It Takes an Army to Defeat an Army

3 March 2019

Changes in hearing, blurred vision, joint pain, stomach pain, liver damage and depression were just a few of the side effects listed on the RxList website for the drug Isotretinoin, an acne treatment popularly known as Accutane. “Is it worth it?” I asked myself on a daily basis as the number of little red bumps continued to increase on the surface of my face. Walking through the acne products aisle at Sephora was like stepping into my own bathroom. At one time or another, I bought each product in an attempt to clear my skin. After multiple visits with my pediatrician and several prescribed topical acne treatments, I decided to try the “all natural route.” One trip to the local Foodworks store, and I found myself drowning in homemade honey facials, taking an abundance of daily vitamins and restraining myself from consuming dairy. A month later, the army of acne had completely invaded and conquered my face. My mother called for an appointment with a physician’s assistant at the dermatology office; the soonest available appointment was in July, two months away.

With in the months prior to the appointment, there was not one inch upon my face without a pimple. As the number of pimples increased, my self confidence decreased. Applying make up became necessary, yet useless since nothing could cover what I was determined to hide. Cleansing my face became difficult without breaking open the excessively tender and infected areas. Sleeping on a memory-foam pillow, my favorite, was impossible due to the pressure it put on the acne. The worst was how I felt mentally. I felt like a failure. Every attempt to clear my skin created more acne.

It Takes an Army to Defeat an Army Essay Example

I avoided the subject of my acne with others, especially my friends since each of them had nearly perfect completions. However, at night, when the makeup was off and I was alone in my room, I realized the judgement I put upon myself was the problem, not the judgement of others. I was the only soldier fighting because I hid my emotions, told everyone that I was fine, when in fact I was breaking, not because I did not like my appearance but because I had convinced myself that I was alone in the process.

In health class during the fourth quarter of my sophomore year, when the acne was the worst, one of the topics my teacher covered was acne. “Everyone develops acne in their teenage years,” he announced. He continued to share the natural remedies to heal acne, which I had already embraced, but all had failed. Throughout the discussions, I could not ignore the fact that I was the only student in the room with more than the typical two pimples on the cheek. I questioned whether the topic was directed at me and if everyone in the class was glaring at the blemishes covering my face. “Just a little soap and water twice a day and acne should heal within two weeks. There is certainly no need to introduce prescribed medications to clear acne,” my health teacher informed. He made it sound so easy. Throughout the discussion, I thought of the year and a half long process I had been going through to heal the acne. I felt the need to reveal the fact that acne is not that easy to heal. Instead of making a scene in class, I hid my emotions until the next day. It was Friday, and I was hosting dinner for my friends, as we did each week, alternating from house to house. I shared the emotional disruption the acne had caused and my worries about going on Accutane with my closest friends. “Oh you don’t need to worry about going on Accutane, Lizzy. My mom did when she was in highschool, and she was fine,” my friend Olivia explained.

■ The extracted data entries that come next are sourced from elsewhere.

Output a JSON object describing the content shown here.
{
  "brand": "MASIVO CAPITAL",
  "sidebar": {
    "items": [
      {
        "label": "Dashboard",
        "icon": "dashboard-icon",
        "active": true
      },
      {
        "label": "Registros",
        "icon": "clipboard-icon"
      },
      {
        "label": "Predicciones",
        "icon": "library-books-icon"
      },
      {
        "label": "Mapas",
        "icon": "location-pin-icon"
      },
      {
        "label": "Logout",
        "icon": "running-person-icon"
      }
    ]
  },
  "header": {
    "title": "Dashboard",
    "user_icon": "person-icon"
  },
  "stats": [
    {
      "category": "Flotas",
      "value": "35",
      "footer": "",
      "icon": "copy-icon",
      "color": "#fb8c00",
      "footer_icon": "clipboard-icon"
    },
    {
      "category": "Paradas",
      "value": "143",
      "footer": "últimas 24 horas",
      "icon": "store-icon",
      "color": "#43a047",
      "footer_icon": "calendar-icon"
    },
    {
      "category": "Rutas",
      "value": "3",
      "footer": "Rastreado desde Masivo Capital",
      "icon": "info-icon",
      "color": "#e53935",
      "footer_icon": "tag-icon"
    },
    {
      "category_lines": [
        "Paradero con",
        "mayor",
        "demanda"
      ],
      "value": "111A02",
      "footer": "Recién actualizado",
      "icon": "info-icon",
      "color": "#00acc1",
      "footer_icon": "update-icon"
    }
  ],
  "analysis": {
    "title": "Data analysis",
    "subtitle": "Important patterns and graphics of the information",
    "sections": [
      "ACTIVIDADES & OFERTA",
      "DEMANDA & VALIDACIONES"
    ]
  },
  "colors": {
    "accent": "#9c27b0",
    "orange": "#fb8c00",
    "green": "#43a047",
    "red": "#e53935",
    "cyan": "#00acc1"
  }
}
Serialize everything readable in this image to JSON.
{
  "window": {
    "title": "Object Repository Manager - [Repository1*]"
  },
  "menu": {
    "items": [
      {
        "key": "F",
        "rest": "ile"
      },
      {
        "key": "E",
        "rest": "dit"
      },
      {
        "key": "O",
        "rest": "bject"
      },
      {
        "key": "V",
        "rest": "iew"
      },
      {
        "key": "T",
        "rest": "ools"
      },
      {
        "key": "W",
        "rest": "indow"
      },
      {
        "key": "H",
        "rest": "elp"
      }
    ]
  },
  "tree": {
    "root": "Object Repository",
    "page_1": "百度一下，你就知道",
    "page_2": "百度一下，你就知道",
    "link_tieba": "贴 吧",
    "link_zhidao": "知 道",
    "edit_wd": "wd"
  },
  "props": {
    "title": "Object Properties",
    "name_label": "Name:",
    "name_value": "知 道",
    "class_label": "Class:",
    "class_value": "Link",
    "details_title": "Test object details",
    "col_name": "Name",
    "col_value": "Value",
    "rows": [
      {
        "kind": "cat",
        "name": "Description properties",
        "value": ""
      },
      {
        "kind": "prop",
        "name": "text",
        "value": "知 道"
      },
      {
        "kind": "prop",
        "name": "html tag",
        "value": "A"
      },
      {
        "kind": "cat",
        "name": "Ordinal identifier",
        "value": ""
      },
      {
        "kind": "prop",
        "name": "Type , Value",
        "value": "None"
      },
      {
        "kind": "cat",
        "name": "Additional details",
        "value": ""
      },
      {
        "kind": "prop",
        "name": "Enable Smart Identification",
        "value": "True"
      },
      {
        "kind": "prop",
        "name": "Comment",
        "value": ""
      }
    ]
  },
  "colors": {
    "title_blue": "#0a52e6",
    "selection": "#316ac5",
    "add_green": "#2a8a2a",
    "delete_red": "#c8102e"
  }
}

“So did my dad,” my friend Jenna claimed.

Suddenly I felt relief, I did not have to hide my problems. Instead, I was able to talk about the difficulties I faced and my fear of going on Accutane.

On the appointment day I was shaking when my mother and I walked into the dermatology office. The physician’s assistant immediately recommended Accutane. The following month I began the treatment, which came with a mandatory birth control prescription, Ipledge account, monthly blood work appointments and gallons of moisturizers and drinking water.

Afterjust a few weeks on the medication a schoolmate approached me and said, “Wow Lizzy, your skin is looking great!”

Once I recruited the strongest soldiers I know; my friends, family and physician’s assistant,I defeated the acne army.